The MIH 802.21 protocol defines event services, command services, and information services. The Media Independent Information Service (MIIS) provides a framework and corresponding mechanisms by which a MIHF (Media Independent Handover Function) entity may discover and obtain network information existing within a geographical area to facilitate the handovers. The command service enables higher layers to control the physical, data link, and logical link layers (also known as “lower layers”). The higher layers may also control the reconfiguration or selection of an appropriate link through a set of handover commands. Event services are used to transmit information regarding events between access nodes and mobile nodes. Events may indicate changes in state and/or transmission behavior of the physical, data link and logical link layers, or predict state changes of these layers. The event service may also be used to indicate management actions or command status on part of a network or some such management entity.

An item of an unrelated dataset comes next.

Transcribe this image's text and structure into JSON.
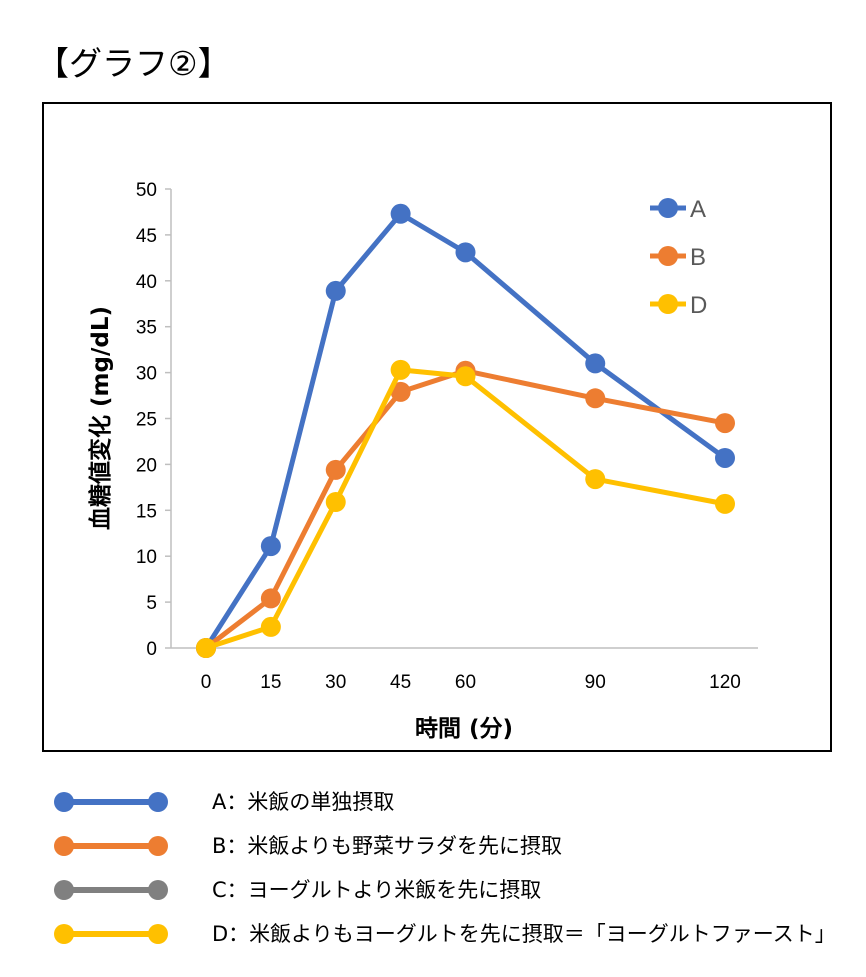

Access nodes and/or mobile nodes may request that certain events be reported using an event registration or subscription message. For example, a mobile node may use remote event services to learn about network events, such as its loading condition, scheduled maintenance, and unavailability. Similarly, the network can learn about various conditions observed by the mobile node, such as channel conditions, signal strength or BER, by requesting that the mobile node transmit this information as events. Radio conditions can change very frequently, which may trigger frequent reporting of events resulting from these changes. Event registration may reduce the number and/or frequency of event reports by registering for events that are of interest to the node and also by conveying a threshold value associated with the requested event. The requested events are only reported when the threshold set by the requesting node is exceeded.
In a conventional heterogeneous network, mobile nodes initiate network discovery, and then notifies the network of the existence of the mobile node. Once network discovery has taken place, the network may request that certain events be reported, e.g., using an event registration message that may be initiated by the network. The mobile node may provide confirmation of the event registration in response to the event registration message. Similarly, the mobile node may initiate event registration, e.g., using an event registration message, if the mobile node wants to receive events from the network. The network and the mobile node may then form and store event context information based on the information included in the event registration message(s). However, transmission and acknowledgment of the event registration messages increases the overhead associated with implementing media independent handovers.